Fitting 5 folds for each of 49 candidates, totalling 245 fits
[CV 1/5] END regressor__C=0.001, regressor__epsilon=0.001;, score=(train=-208.903, test=-208.239) total time=  32.9s
[CV 2/5] END regressor__C=0.001, regressor__epsilon=0.001;, score=(train=-208.352, test=-210.260) total time=  34.8s
[CV 3/5] END regressor__C=0.001, regressor__epsilon=0.001;, score=(train=-208.322, test=-210.021) total time=  33.5s
[CV 4/5] END regressor__C=0.001, regressor__epsilon=0.001;, score=(train=-209.031, test=-207.152) total time=  35.0s
[CV 5/5] END regressor__C=0.001, regressor__epsilon=0.001;, score=(train=-208.854, test=-207.796) total time=  35.6s
[CV 1/5] END regressor__C=0.001, regressor__epsilon=0.01;, score=(train=-208.904, test=-208.240) total time=  37.1s
[CV 2/5] END regressor__C=0.001, regressor__epsilon=0.01;, score=(train=-208.352, test=-210.259) total time=  31.8s
[CV 3/5] END regressor__C=0.001, regressor__epsilon=0.01;, score=(train=-208.322, test=-210.021) total time=  32.0s
[CV 4

In [13]:
print_regressor_scores_from_gridsearchcv(svr_search)

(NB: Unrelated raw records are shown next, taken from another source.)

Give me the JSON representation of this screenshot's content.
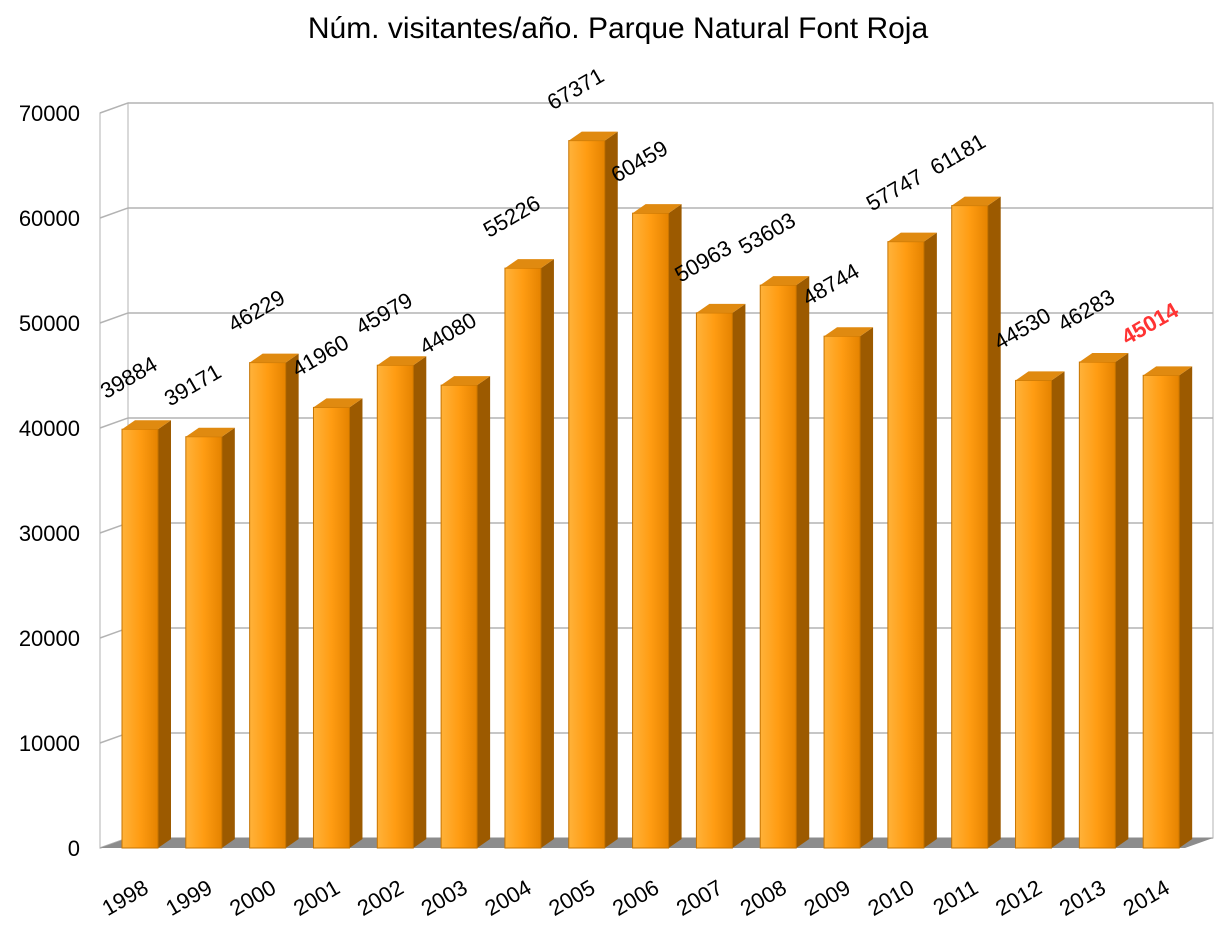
{
  "chart_data": {
    "type": "bar3d",
    "title": "Núm. visitantes/año. Parque Natural Font Roja",
    "categories": [
      "1998",
      "1999",
      "2000",
      "2001",
      "2002",
      "2003",
      "2004",
      "2005",
      "2006",
      "2007",
      "2008",
      "2009",
      "2010",
      "2011",
      "2012",
      "2013",
      "2014"
    ],
    "values": [
      39884,
      39171,
      46229,
      41960,
      45979,
      44080,
      55226,
      67371,
      60459,
      50963,
      53603,
      48744,
      57747,
      61181,
      44530,
      46283,
      45014
    ],
    "value_label_colors": [
      "#000000",
      "#000000",
      "#000000",
      "#000000",
      "#000000",
      "#000000",
      "#000000",
      "#000000",
      "#000000",
      "#000000",
      "#000000",
      "#000000",
      "#000000",
      "#000000",
      "#000000",
      "#000000",
      "#ff3333"
    ],
    "color": "#ff9c12",
    "ylim": [
      0,
      70000
    ],
    "yticks": [
      0,
      10000,
      20000,
      30000,
      40000,
      50000,
      60000,
      70000
    ],
    "grid": true
  }
}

RMSE Train: 167.2884452552443
RMSE Val: 167.7360076114627


In [14]:
# Best parameter for SVR
svr_search.best_params_

{'regressor__C': np.float64(1000.0), 'regressor__epsilon': np.float64(100.0)}

In [15]:
dump(svr_search.best_estimator_,  '../models/nicholas_svr_pipe_sample_dataset.joblib')

['../models/nicholas_svr_pipe_sample_dataset.joblib']

**Observations**: The SVR model with less regularisation works better than the base model in the RMSE. The epsilon value suggests a lenient epsilon tube, hence fewer support vectors and more "flat" predictions (https://kernelsvm.tripod.com/).

**Next model**: Random Forest Regressor.